I’ve used Netdata for a while, but am just starting with cloud. I’m not receiving any alerts for nodes that are down/unreachable. I’ve tried shutting down the instances to test, but Netdata never alerts me that the node is unreachable. I’ve received other alerts, so I believe things are properly configured. I’ve read that this feature is now generally available, but I’m not sure what I’m doing wrong. Thanks
We know that it’s a bit convoluted, but as it is shown in the tooltip, you can only select context, not family.
Context is the group of charts (e.g net.net), while the family is the particular drive or network card.
I am pinging our product team @netdata-product, since this is tangential a feature request.
Thanks for the reply. I’m not sure I understand what I should be doing here—if the node were unreachable, no chart would be available to trigger an alarm, right?
I have this same issue. I have All alerts and unreachable configured for my user profile in Netdata cloud and I am receiving other warning/critical alerts just fine, but when a node enters an “unreachable” state I get no notification at all.
Node that I am running netdata on (and turning off to make unreachable) is running netdata v1.31.0-222-nightly.
@Mbrantley reported in Revisit: "Unreachable hosts" alarm - Netdata Cloud - #17 by Mbrantley he has the same issue. We’re investigating and will reply here.
Hello @spiffytheseal could you please share with me at firstname.lastname@example.org
- Your email address in the cloud.
- Your nodeId.
so we can further investigate the issue.
The comment I left describing this issue stopped shortly after making my post 3 months ago. I have been successfully getting unreachable emails for months, so I don’t think I have anything to submit to y’all. I will keep an eye out for this and submit any evidence should it resurface.

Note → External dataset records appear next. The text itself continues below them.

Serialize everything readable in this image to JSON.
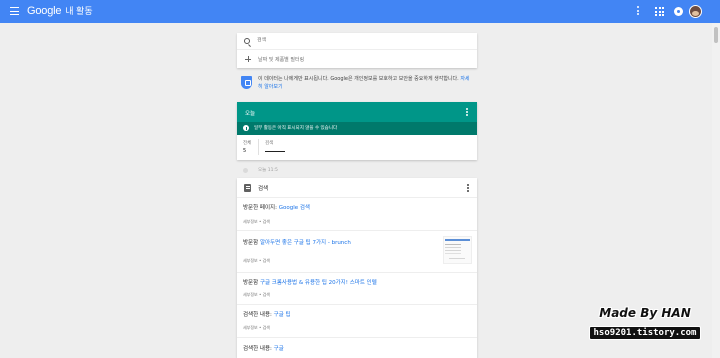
{
  "header": {
    "logo_text": "Google",
    "title": "내 활동",
    "background_color": "#4285f4",
    "icons": [
      "menu-icon",
      "more-vert-icon",
      "apps-icon",
      "notifications-icon",
      "avatar"
    ]
  },
  "search": {
    "placeholder": "검색",
    "filter_label": "날짜 및 제품별 필터링"
  },
  "notice": {
    "text": "이 데이터는 나에게만 표시됩니다. Google은 개인정보를 보호하고 보안을 중요하게 생각합니다. ",
    "link": "자세히 알아보기"
  },
  "summary_card": {
    "title": "오늘",
    "subtitle": "일부 활동은 아직 표시되지 않을 수 있습니다",
    "accent_color": "#009688",
    "stats": [
      {
        "label": "전체",
        "value": "5"
      },
      {
        "label": "검색",
        "value": ""
      }
    ]
  },
  "date_header": "오늘 11:5",
  "activity": {
    "category": "검색",
    "entries": [
      {
        "prefix": "방문한 페이지:",
        "link": "Google 검색",
        "meta": "세부정보 • 검색"
      },
      {
        "prefix": "방문함",
        "link": "알아두면 좋은 구글 팁 7가지 - brunch",
        "meta": "세부정보 • 검색"
      },
      {
        "prefix": "방문함",
        "link": "구글 크롬사용법 & 유용한 팁 20가지! 스마트 인텔",
        "meta": "세부정보 • 검색"
      },
      {
        "prefix": "검색한 내용:",
        "link": "구글 팁",
        "meta": "세부정보 • 검색"
      },
      {
        "prefix": "검색한 내용:",
        "link": "구글",
        "meta": ""
      }
    ]
  },
  "watermark": {
    "title": "Made By HAN",
    "url": "hso9201.tistory.com"
  }
}
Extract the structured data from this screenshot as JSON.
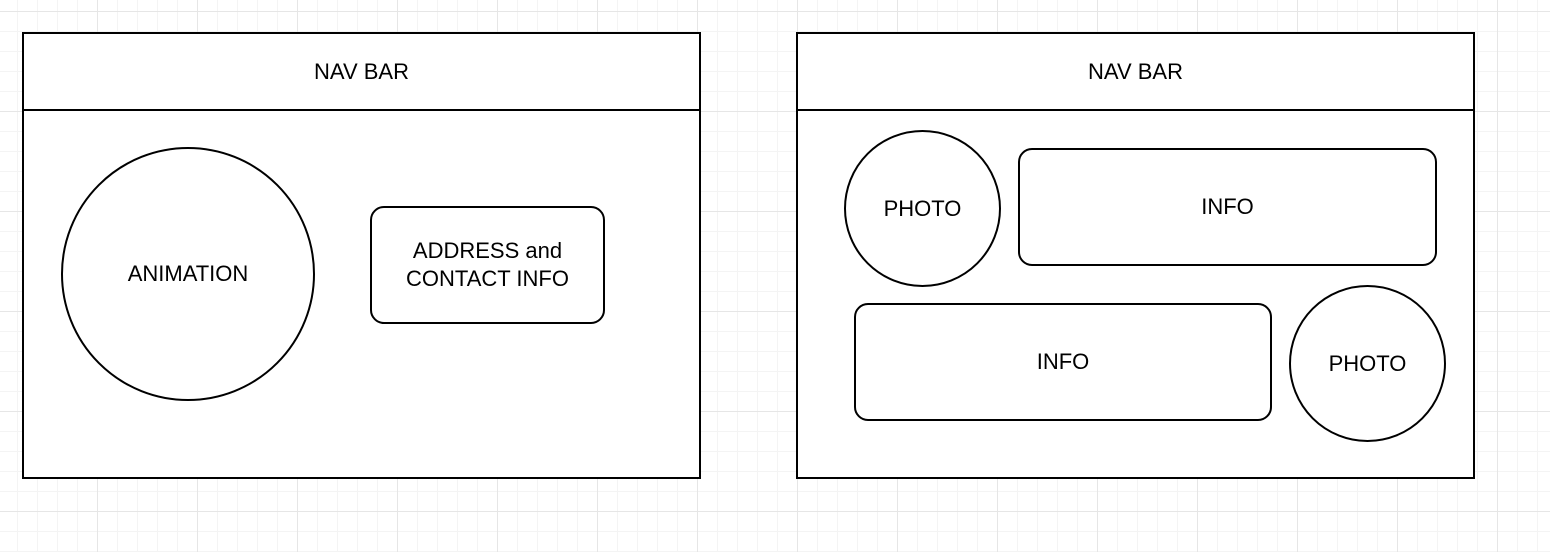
{
  "left_mockup": {
    "navbar_label": "NAV BAR",
    "animation_label": "ANIMATION",
    "contact_box": {
      "line1": "ADDRESS and",
      "line2": "CONTACT INFO"
    }
  },
  "right_mockup": {
    "navbar_label": "NAV BAR",
    "row1": {
      "photo_label": "PHOTO",
      "info_label": "INFO"
    },
    "row2": {
      "info_label": "INFO",
      "photo_label": "PHOTO"
    }
  },
  "colors": {
    "stroke": "#000000",
    "fill": "#ffffff",
    "grid": "#e6e6e6"
  }
}
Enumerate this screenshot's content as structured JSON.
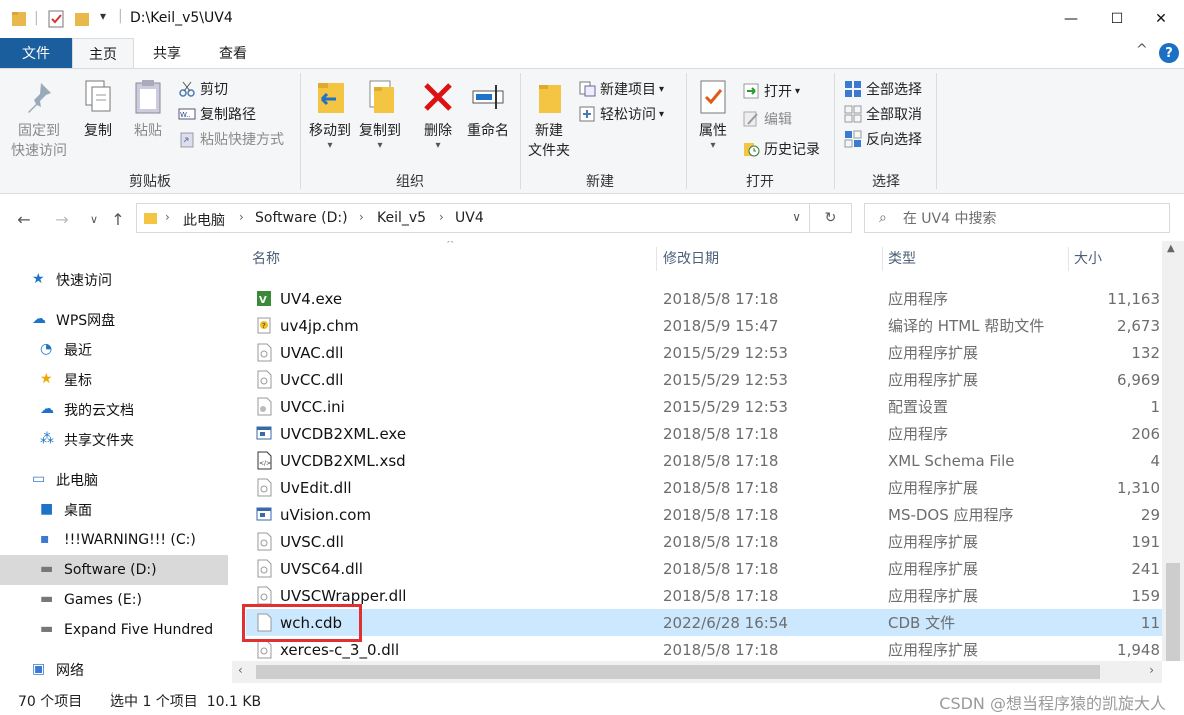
{
  "window": {
    "title": "D:\\Keil_v5\\UV4",
    "minimize": "—",
    "maximize": "☐",
    "close": "✕",
    "help": "?",
    "collapse": "^"
  },
  "tabs": [
    {
      "label": "文件"
    },
    {
      "label": "主页"
    },
    {
      "label": "共享"
    },
    {
      "label": "查看"
    }
  ],
  "ribbon": {
    "clipboard": {
      "label": "剪贴板",
      "pin": "固定到\n快速访问",
      "pin_line1": "固定到",
      "pin_line2": "快速访问",
      "copy": "复制",
      "paste": "粘贴",
      "cut": "剪切",
      "copy_path": "复制路径",
      "paste_shortcut": "粘贴快捷方式"
    },
    "organize": {
      "label": "组织",
      "move_to": "移动到",
      "copy_to": "复制到",
      "delete": "删除",
      "rename": "重命名"
    },
    "new": {
      "label": "新建",
      "new_folder_line1": "新建",
      "new_folder_line2": "文件夹",
      "new_item": "新建项目",
      "easy_access": "轻松访问"
    },
    "open": {
      "label": "打开",
      "properties": "属性",
      "open": "打开",
      "edit": "编辑",
      "history": "历史记录"
    },
    "select": {
      "label": "选择",
      "select_all": "全部选择",
      "select_none": "全部取消",
      "invert": "反向选择"
    }
  },
  "address": {
    "crumbs": [
      "此电脑",
      "Software (D:)",
      "Keil_v5",
      "UV4"
    ],
    "search_placeholder": "在 UV4 中搜索"
  },
  "navpane": [
    {
      "label": "快速访问",
      "icon": "star-icon"
    },
    {
      "label": "WPS网盘",
      "icon": "cloud-icon"
    },
    {
      "label": "最近",
      "icon": "clock-icon"
    },
    {
      "label": "星标",
      "icon": "star-icon"
    },
    {
      "label": "我的云文档",
      "icon": "cloud-icon"
    },
    {
      "label": "共享文件夹",
      "icon": "share-icon"
    },
    {
      "label": "此电脑",
      "icon": "computer-icon"
    },
    {
      "label": "桌面",
      "icon": "desktop-icon"
    },
    {
      "label": "!!!WARNING!!! (C:)",
      "icon": "drive-icon"
    },
    {
      "label": "Software (D:)",
      "icon": "drive-icon"
    },
    {
      "label": "Games (E:)",
      "icon": "drive-icon"
    },
    {
      "label": "Expand Five Hundred",
      "icon": "drive-icon"
    },
    {
      "label": "网络",
      "icon": "network-icon"
    }
  ],
  "columns": {
    "name": "名称",
    "date": "修改日期",
    "type": "类型",
    "size": "大小"
  },
  "files": [
    {
      "name": "UV4.exe",
      "date": "2018/5/8 17:18",
      "type": "应用程序",
      "size": "11,163",
      "icon": "exe-icon"
    },
    {
      "name": "uv4jp.chm",
      "date": "2018/5/9 15:47",
      "type": "编译的 HTML 帮助文件",
      "size": "2,673",
      "icon": "help-icon"
    },
    {
      "name": "UVAC.dll",
      "date": "2015/5/29 12:53",
      "type": "应用程序扩展",
      "size": "132",
      "icon": "dll-icon"
    },
    {
      "name": "UvCC.dll",
      "date": "2015/5/29 12:53",
      "type": "应用程序扩展",
      "size": "6,969",
      "icon": "dll-icon"
    },
    {
      "name": "UVCC.ini",
      "date": "2015/5/29 12:53",
      "type": "配置设置",
      "size": "1",
      "icon": "ini-icon"
    },
    {
      "name": "UVCDB2XML.exe",
      "date": "2018/5/8 17:18",
      "type": "应用程序",
      "size": "206",
      "icon": "window-icon"
    },
    {
      "name": "UVCDB2XML.xsd",
      "date": "2018/5/8 17:18",
      "type": "XML Schema File",
      "size": "4",
      "icon": "xsd-icon"
    },
    {
      "name": "UvEdit.dll",
      "date": "2018/5/8 17:18",
      "type": "应用程序扩展",
      "size": "1,310",
      "icon": "dll-icon"
    },
    {
      "name": "uVision.com",
      "date": "2018/5/8 17:18",
      "type": "MS-DOS 应用程序",
      "size": "29",
      "icon": "window-icon"
    },
    {
      "name": "UVSC.dll",
      "date": "2018/5/8 17:18",
      "type": "应用程序扩展",
      "size": "191",
      "icon": "dll-icon"
    },
    {
      "name": "UVSC64.dll",
      "date": "2018/5/8 17:18",
      "type": "应用程序扩展",
      "size": "241",
      "icon": "dll-icon"
    },
    {
      "name": "UVSCWrapper.dll",
      "date": "2018/5/8 17:18",
      "type": "应用程序扩展",
      "size": "159",
      "icon": "dll-icon"
    },
    {
      "name": "wch.cdb",
      "date": "2022/6/28 16:54",
      "type": "CDB 文件",
      "size": "11",
      "icon": "file-icon"
    },
    {
      "name": "xerces-c_3_0.dll",
      "date": "2018/5/8 17:18",
      "type": "应用程序扩展",
      "size": "1,948",
      "icon": "dll-icon"
    }
  ],
  "status": {
    "count": "70 个项目",
    "selected": "选中 1 个项目  10.1 KB"
  },
  "watermark": "CSDN @想当程序猿的凯旋大人",
  "colors": {
    "file_tab": "#1b5e9e",
    "selection": "#cce8ff",
    "highlight_box": "#e03030"
  }
}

The cause of this as far as we can tell is that occasionally don’t receive an important message from VerneMQ (our MQTT server), when an agent disconnects. We call that message the Last Will and Testament (LWT) and it’s the signal to flag the agent and the nodes on that agent as offline. It’s also what triggers the notification. We’ve been working hard in the past few months to eliminate lost messages completely, but there are still some edge cases when it may happen. We have a cron job that does the reconciliation of the states, but it doesn’t currently trigger the notifications. This is a quick addition we’ll do, to ensure that the notification does go out eventually, even if it takes some minutes (until the job runs). Of course we won’t stop working to handle the edge cases as well.
If you face this issue, then you will very rarely miss a reachability notification. For example, it can’t be happening for the same node all the time. You will also be receiving other alerts just fine. If these two don’t apply to your case, then we need to look at it separately.
Overall, it doesn’t look like we had a significant change in the number of reachability notifications sent, as the chart below shows, so the issue has affected a few unlucky users. But it’s a very important feature that people can learn to rely on, so we won’t stop until it’s quite reliable.